AURORA – No stroke of genius or memorable epiphany was needed for Marmion boys basketball coach Ryan Paradise to determine a drastic change was needed.
A few simple glances at the scoreboard after games did the trick.
The Cadets’ offense was sluggish during the first weeks of the season, and it became apparent simply running half-court sets was not going to yield the results Paradise was after.
So Paradise essentially turned his athletes loose in the open court, encouraging a more uptempo, attacking style, and Marmion has played better ball since. The Cadets won on back-to-back nights Dec. 7 and 8, and scored 27 points in a sizzling first quarter against Suburban Christian Conference powerhouse Wheaton Academy before falling to the Warriors on Friday.
“Scoring 35 points in high school varsity basketball, you’re not going to beat anybody, so we knew we had to make some changes,” Paradise said. “We’ve got some real good athletes, we’ve got some guys that are fast that really play very sound defense, so I figure if we can pick up the pace and get more shots and not worry too much about our turnovers and get more attempts ... I thought it would be better for us as far as wins and losses go.”
The Cadets take a 3-6 record into today’s Chuck Dayton Holiday Tournament opener against Hampshire, but Paradise thinks the “arrow has been pointing up” for the Cadets.
That certainly holds true for the team’s scoring output.
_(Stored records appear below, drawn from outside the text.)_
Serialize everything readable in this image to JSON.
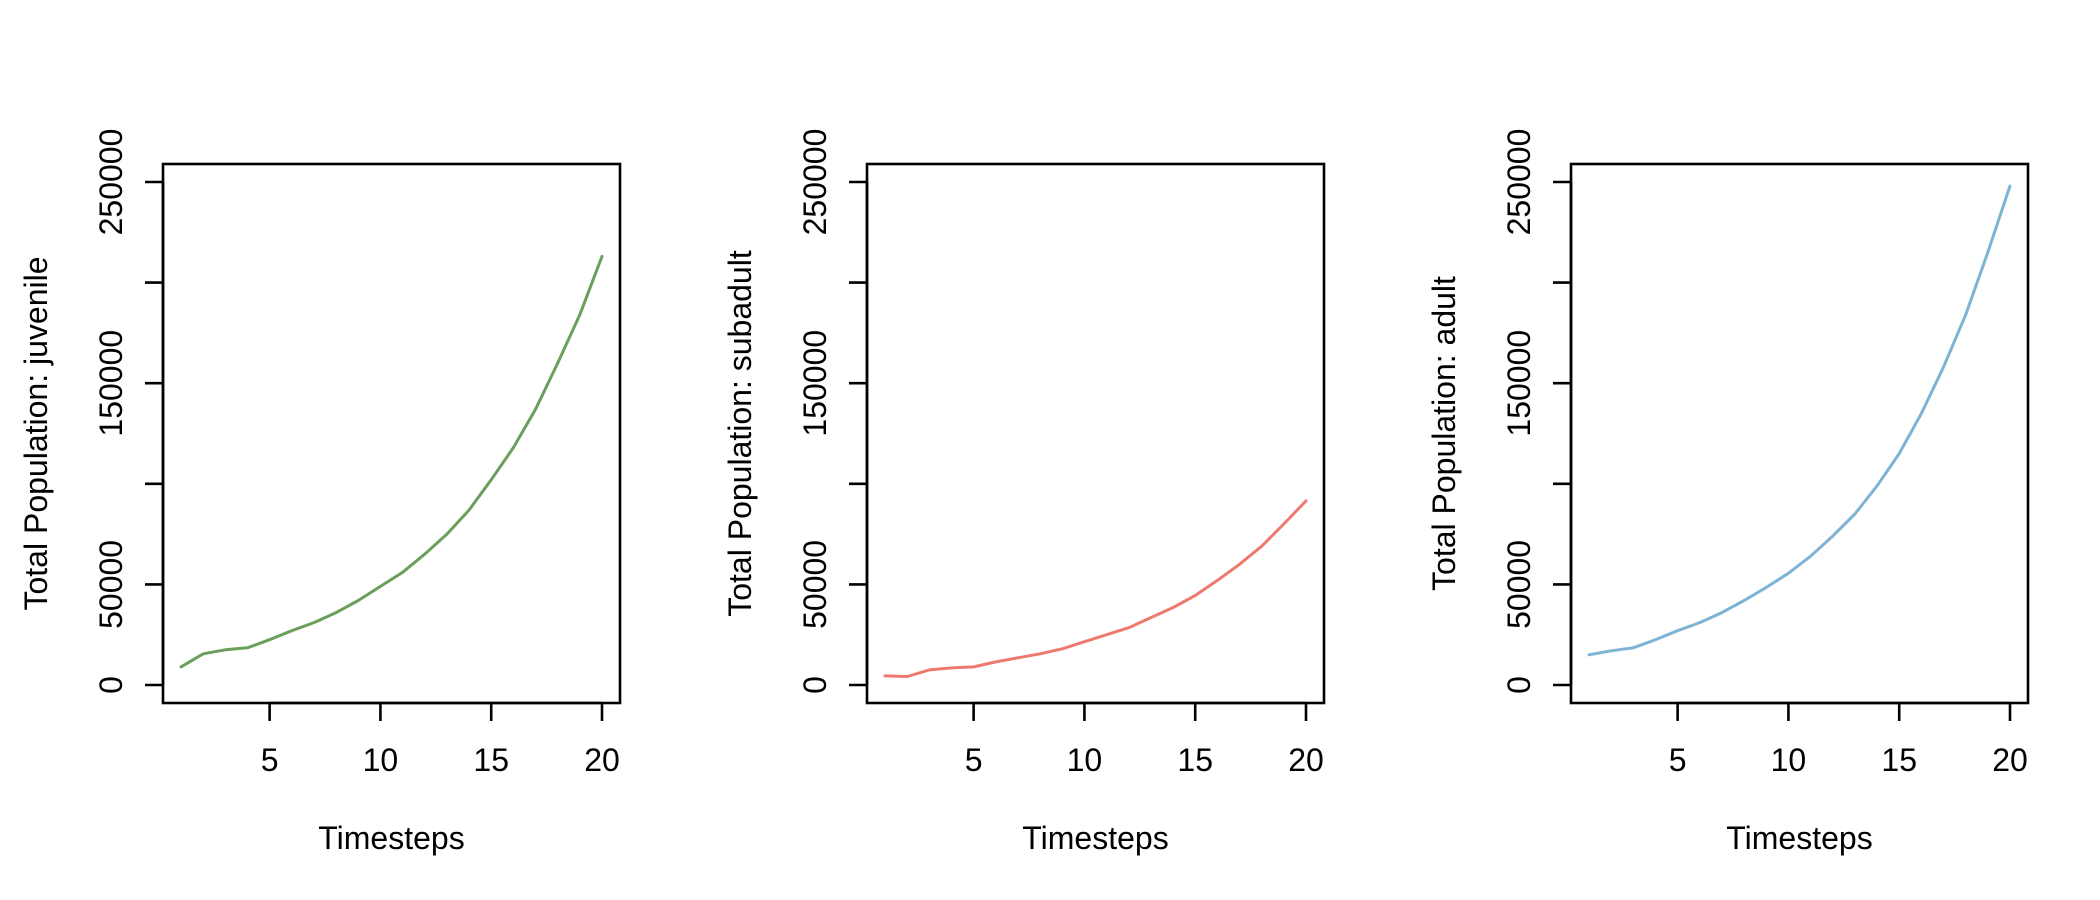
{
  "chart_data": [
    {
      "type": "line",
      "title": "",
      "xlabel": "Timesteps",
      "ylabel": "Total Population:  juvenile",
      "x": [
        1,
        2,
        3,
        4,
        5,
        6,
        7,
        8,
        9,
        10,
        11,
        12,
        13,
        14,
        15,
        16,
        17,
        18,
        19,
        20
      ],
      "series": [
        {
          "values": [
            9000,
            15500,
            17500,
            18500,
            22500,
            27000,
            31000,
            36000,
            42000,
            49000,
            56000,
            65000,
            75000,
            87000,
            102000,
            118000,
            137000,
            160000,
            184000,
            213000
          ],
          "color": "#6a9f5b"
        }
      ],
      "xticks": [
        5,
        10,
        15,
        20
      ],
      "xtick_labels": [
        "5",
        "10",
        "15",
        "20"
      ],
      "yticks": [
        0,
        50000,
        100000,
        150000,
        200000,
        250000
      ],
      "ytick_labels": [
        "0",
        "50000",
        "",
        "150000",
        "",
        "250000"
      ],
      "xlim": [
        1,
        20
      ],
      "ylim": [
        0,
        250000
      ],
      "grid": false
    },
    {
      "type": "line",
      "title": "",
      "xlabel": "Timesteps",
      "ylabel": "Total Population:  subadult",
      "x": [
        1,
        2,
        3,
        4,
        5,
        6,
        7,
        8,
        9,
        10,
        11,
        12,
        13,
        14,
        15,
        16,
        17,
        18,
        19,
        20
      ],
      "series": [
        {
          "values": [
            4500,
            4200,
            7500,
            8500,
            9000,
            11500,
            13500,
            15500,
            18000,
            21500,
            25000,
            28500,
            33500,
            38500,
            44500,
            52000,
            60000,
            69000,
            80000,
            91500
          ],
          "color": "#ee7a6e"
        }
      ],
      "xticks": [
        5,
        10,
        15,
        20
      ],
      "xtick_labels": [
        "5",
        "10",
        "15",
        "20"
      ],
      "yticks": [
        0,
        50000,
        100000,
        150000,
        200000,
        250000
      ],
      "ytick_labels": [
        "0",
        "50000",
        "",
        "150000",
        "",
        "250000"
      ],
      "xlim": [
        1,
        20
      ],
      "ylim": [
        0,
        250000
      ],
      "grid": false
    },
    {
      "type": "line",
      "title": "",
      "xlabel": "Timesteps",
      "ylabel": "Total Population:  adult",
      "x": [
        1,
        2,
        3,
        4,
        5,
        6,
        7,
        8,
        9,
        10,
        11,
        12,
        13,
        14,
        15,
        16,
        17,
        18,
        19,
        20
      ],
      "series": [
        {
          "values": [
            15000,
            17000,
            18500,
            22500,
            27000,
            31000,
            36000,
            42000,
            48500,
            55500,
            64000,
            74000,
            85000,
            99000,
            115000,
            135000,
            158000,
            184000,
            215000,
            248000
          ],
          "color": "#7fb3d5"
        }
      ],
      "xticks": [
        5,
        10,
        15,
        20
      ],
      "xtick_labels": [
        "5",
        "10",
        "15",
        "20"
      ],
      "yticks": [
        0,
        50000,
        100000,
        150000,
        200000,
        250000
      ],
      "ytick_labels": [
        "0",
        "50000",
        "",
        "150000",
        "",
        "250000"
      ],
      "xlim": [
        1,
        20
      ],
      "ylim": [
        0,
        250000
      ],
      "grid": false
    }
  ]
}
Marmion is in a hurry to make progress, as anyone who has seen them play recently can attest.
“Since we’ve changed our style of play, we’ve been in the 70s,” Paradise said. “It’s easier for us to get baskets, but I still think we’re getting used to it [defensively] because we’re fouling a lot. If you’re trying to pick up your pressure and the pace of the game, it takes awhile to get used to guarding that way without fouling.”
Paradise referenced high-caliber athletes such as sophomore guard Jordan Glasgow – “a freak, athletically,” Paradise said – and fellow multisport athlete Jake Ruddy among the players who are thriving while playing at a quicker pace. The same holds true for junior Tyler Maryanski, who has surprised opponents with major offensive outbursts the past couple weeks.
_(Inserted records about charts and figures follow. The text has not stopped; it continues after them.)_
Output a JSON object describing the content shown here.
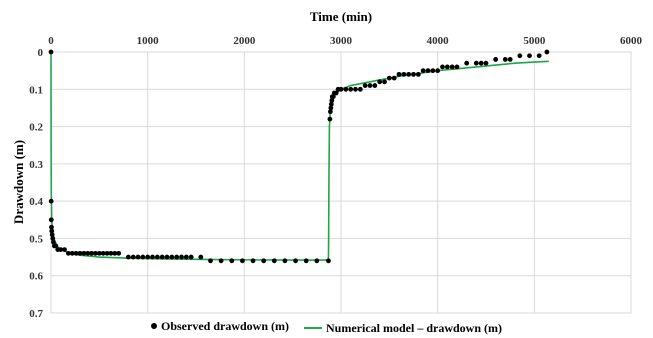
{
  "chart_data": {
    "type": "scatter",
    "xlabel": "Time (min)",
    "ylabel": "Drawdown (m)",
    "xlim": [
      0,
      6000
    ],
    "ylim": [
      0,
      0.7
    ],
    "y_inverted": true,
    "x_axis_position": "top",
    "grid": true,
    "legend_position": "bottom",
    "xticks": [
      0,
      1000,
      2000,
      3000,
      4000,
      5000,
      6000
    ],
    "yticks": [
      0,
      0.1,
      0.2,
      0.3,
      0.4,
      0.5,
      0.6,
      0.7
    ],
    "colors": {
      "observed": "#000000",
      "model": "#22a548",
      "grid": "#d9d9d9"
    },
    "series": [
      {
        "name": "Observed drawdown (m)",
        "kind": "scatter",
        "points": [
          [
            0,
            0
          ],
          [
            2,
            0.4
          ],
          [
            3,
            0.45
          ],
          [
            5,
            0.47
          ],
          [
            8,
            0.48
          ],
          [
            12,
            0.49
          ],
          [
            18,
            0.5
          ],
          [
            25,
            0.51
          ],
          [
            35,
            0.52
          ],
          [
            50,
            0.52
          ],
          [
            70,
            0.53
          ],
          [
            100,
            0.53
          ],
          [
            140,
            0.53
          ],
          [
            180,
            0.54
          ],
          [
            220,
            0.54
          ],
          [
            260,
            0.54
          ],
          [
            300,
            0.54
          ],
          [
            340,
            0.54
          ],
          [
            380,
            0.54
          ],
          [
            420,
            0.54
          ],
          [
            460,
            0.54
          ],
          [
            500,
            0.54
          ],
          [
            540,
            0.54
          ],
          [
            580,
            0.54
          ],
          [
            620,
            0.54
          ],
          [
            660,
            0.54
          ],
          [
            700,
            0.54
          ],
          [
            800,
            0.55
          ],
          [
            850,
            0.55
          ],
          [
            900,
            0.55
          ],
          [
            950,
            0.55
          ],
          [
            1000,
            0.55
          ],
          [
            1050,
            0.55
          ],
          [
            1100,
            0.55
          ],
          [
            1150,
            0.55
          ],
          [
            1200,
            0.55
          ],
          [
            1250,
            0.55
          ],
          [
            1300,
            0.55
          ],
          [
            1350,
            0.55
          ],
          [
            1400,
            0.55
          ],
          [
            1450,
            0.55
          ],
          [
            1550,
            0.55
          ],
          [
            1650,
            0.56
          ],
          [
            1760,
            0.56
          ],
          [
            1870,
            0.56
          ],
          [
            1980,
            0.56
          ],
          [
            2090,
            0.56
          ],
          [
            2200,
            0.56
          ],
          [
            2310,
            0.56
          ],
          [
            2420,
            0.56
          ],
          [
            2530,
            0.56
          ],
          [
            2640,
            0.56
          ],
          [
            2750,
            0.56
          ],
          [
            2870,
            0.56
          ],
          [
            2885,
            0.18
          ],
          [
            2890,
            0.16
          ],
          [
            2895,
            0.15
          ],
          [
            2900,
            0.14
          ],
          [
            2905,
            0.13
          ],
          [
            2910,
            0.12
          ],
          [
            2920,
            0.12
          ],
          [
            2930,
            0.11
          ],
          [
            2950,
            0.11
          ],
          [
            2970,
            0.1
          ],
          [
            3000,
            0.1
          ],
          [
            3050,
            0.1
          ],
          [
            3100,
            0.1
          ],
          [
            3150,
            0.1
          ],
          [
            3200,
            0.1
          ],
          [
            3250,
            0.09
          ],
          [
            3300,
            0.09
          ],
          [
            3350,
            0.09
          ],
          [
            3400,
            0.08
          ],
          [
            3450,
            0.08
          ],
          [
            3500,
            0.07
          ],
          [
            3550,
            0.07
          ],
          [
            3600,
            0.06
          ],
          [
            3650,
            0.06
          ],
          [
            3700,
            0.06
          ],
          [
            3750,
            0.06
          ],
          [
            3800,
            0.06
          ],
          [
            3850,
            0.05
          ],
          [
            3900,
            0.05
          ],
          [
            3950,
            0.05
          ],
          [
            4000,
            0.05
          ],
          [
            4050,
            0.04
          ],
          [
            4100,
            0.04
          ],
          [
            4150,
            0.04
          ],
          [
            4200,
            0.04
          ],
          [
            4300,
            0.03
          ],
          [
            4400,
            0.03
          ],
          [
            4450,
            0.03
          ],
          [
            4500,
            0.03
          ],
          [
            4600,
            0.02
          ],
          [
            4700,
            0.02
          ],
          [
            4750,
            0.02
          ],
          [
            4850,
            0.01
          ],
          [
            4950,
            0.01
          ],
          [
            5050,
            0.01
          ],
          [
            5130,
            0.0
          ]
        ]
      },
      {
        "name": "Numerical model – drawdown (m)",
        "kind": "line",
        "points": [
          [
            0,
            0
          ],
          [
            1,
            0.25
          ],
          [
            3,
            0.38
          ],
          [
            8,
            0.45
          ],
          [
            15,
            0.48
          ],
          [
            30,
            0.5
          ],
          [
            60,
            0.52
          ],
          [
            100,
            0.53
          ],
          [
            200,
            0.54
          ],
          [
            300,
            0.545
          ],
          [
            500,
            0.55
          ],
          [
            800,
            0.553
          ],
          [
            1200,
            0.555
          ],
          [
            1800,
            0.557
          ],
          [
            2400,
            0.558
          ],
          [
            2870,
            0.558
          ],
          [
            2872,
            0.5
          ],
          [
            2875,
            0.35
          ],
          [
            2880,
            0.2
          ],
          [
            2890,
            0.155
          ],
          [
            2900,
            0.135
          ],
          [
            2920,
            0.12
          ],
          [
            2950,
            0.11
          ],
          [
            3000,
            0.1
          ],
          [
            3100,
            0.09
          ],
          [
            3200,
            0.085
          ],
          [
            3400,
            0.075
          ],
          [
            3600,
            0.065
          ],
          [
            3800,
            0.058
          ],
          [
            4000,
            0.05
          ],
          [
            4200,
            0.045
          ],
          [
            4400,
            0.04
          ],
          [
            4600,
            0.035
          ],
          [
            4800,
            0.03
          ],
          [
            5000,
            0.027
          ],
          [
            5150,
            0.025
          ]
        ]
      }
    ]
  }
}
“It wasn’t until we changed our style of play that he’s really been able to get in the open court and get in attack mode, where he’s been great the last few games,” Paradise said.
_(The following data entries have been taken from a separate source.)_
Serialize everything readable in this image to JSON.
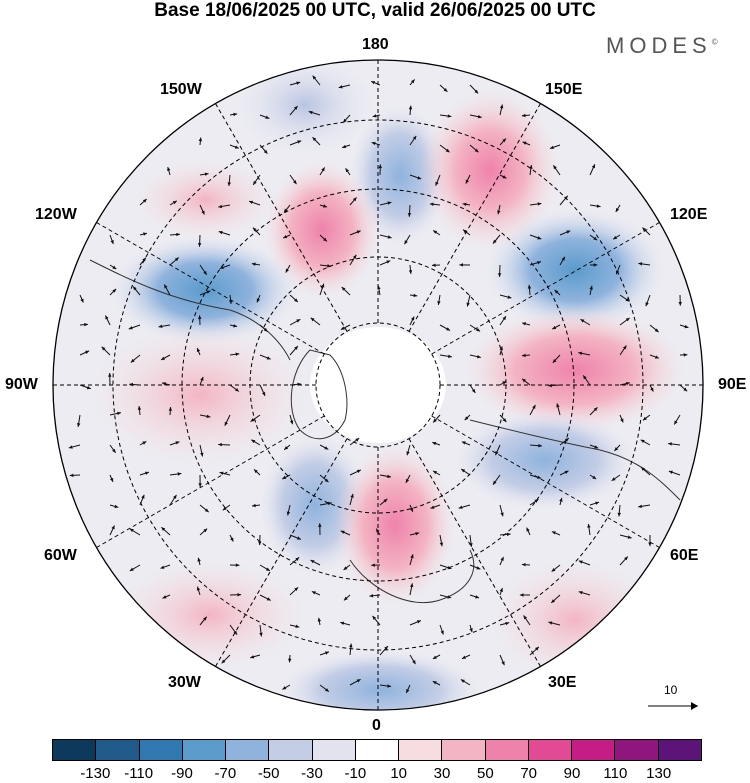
{
  "title": "Base 18/06/2025 00 UTC, valid 26/06/2025 00 UTC",
  "brand": "MODES",
  "brand_mark": "©",
  "longitude_labels": {
    "lon_180": "180",
    "lon_150w": "150W",
    "lon_150e": "150E",
    "lon_120w": "120W",
    "lon_120e": "120E",
    "lon_90w": "90W",
    "lon_90e": "90E",
    "lon_60w": "60W",
    "lon_60e": "60E",
    "lon_30w": "30W",
    "lon_30e": "30E",
    "lon_0": "0"
  },
  "reference_vector": "10",
  "colorbar": {
    "colors": [
      "#0d3a5c",
      "#1f5a8a",
      "#2f78b0",
      "#5a9bcc",
      "#8fb3dd",
      "#c3cde6",
      "#e3e3f0",
      "#ffffff",
      "#f7dddf",
      "#f3b4c3",
      "#ef82ab",
      "#e34a95",
      "#c41d86",
      "#8e167d",
      "#5c1478"
    ],
    "ticks": [
      "-130",
      "-110",
      "-90",
      "-70",
      "-50",
      "-30",
      "-10",
      "10",
      "30",
      "50",
      "70",
      "90",
      "110",
      "130"
    ]
  },
  "anomalies": [
    {
      "name": "neg-150w",
      "value": -30
    },
    {
      "name": "pos-150w-mid",
      "value": 30
    },
    {
      "name": "neg-north-pacific",
      "value": -50
    },
    {
      "name": "pos-north-pacific",
      "value": 50
    },
    {
      "name": "pos-east-siberia",
      "value": 60
    },
    {
      "name": "neg-120w",
      "value": -60
    },
    {
      "name": "neg-120e",
      "value": -70
    },
    {
      "name": "pos-90w",
      "value": 30
    },
    {
      "name": "pos-90e",
      "value": 50
    },
    {
      "name": "neg-70e",
      "value": -40
    },
    {
      "name": "neg-atlantic",
      "value": -50
    },
    {
      "name": "pos-scandinavia",
      "value": 50
    },
    {
      "name": "pos-30w",
      "value": 30
    },
    {
      "name": "pos-30e",
      "value": 20
    },
    {
      "name": "neg-0",
      "value": -20
    }
  ]
}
In addition to the amped-up pace, Paradise is also looking to progress on the medical front as the Cadets look to march back toward .500.
Junior power forward Danny Bicknell and senior guard Alex Theisen collided while scrambling for a loose ball earlier this month, and both players required stitches. Bicknell, who needed 12 stitches to his head, according to Paradise, is set to return after missing last weekend’s losses against Wheaton Academy and Willowbrook.
“Both of those kids are so tough, I wasn’t too concerned with a concussion, because there weren’t any symptoms of that, but getting stitches is no joke,” Paradise said. “It may not hurt too much to get stitched up, but you never want to jump back in there too soon and get something resplit. ... Danny was trying to get back in there right away, but it just was in his best interest to take some time, make sure those stitches get out, the cut is healed, but he’s ready to go now.”
The Cadets were runners-up at last year’s Chuck Dayton tournament, and Paradise is hopeful the DeKalb event can ignite his squad once again this season.
If nothing else, he figures today’s opener against Hampshire should be a nice way for his team to decompress from finals week.
“We’re trying to get healthy, we’re trying to get our academics in order, so I’m anxious to see how we kind of get back playing together after a little bit of a break here,” Paradise said.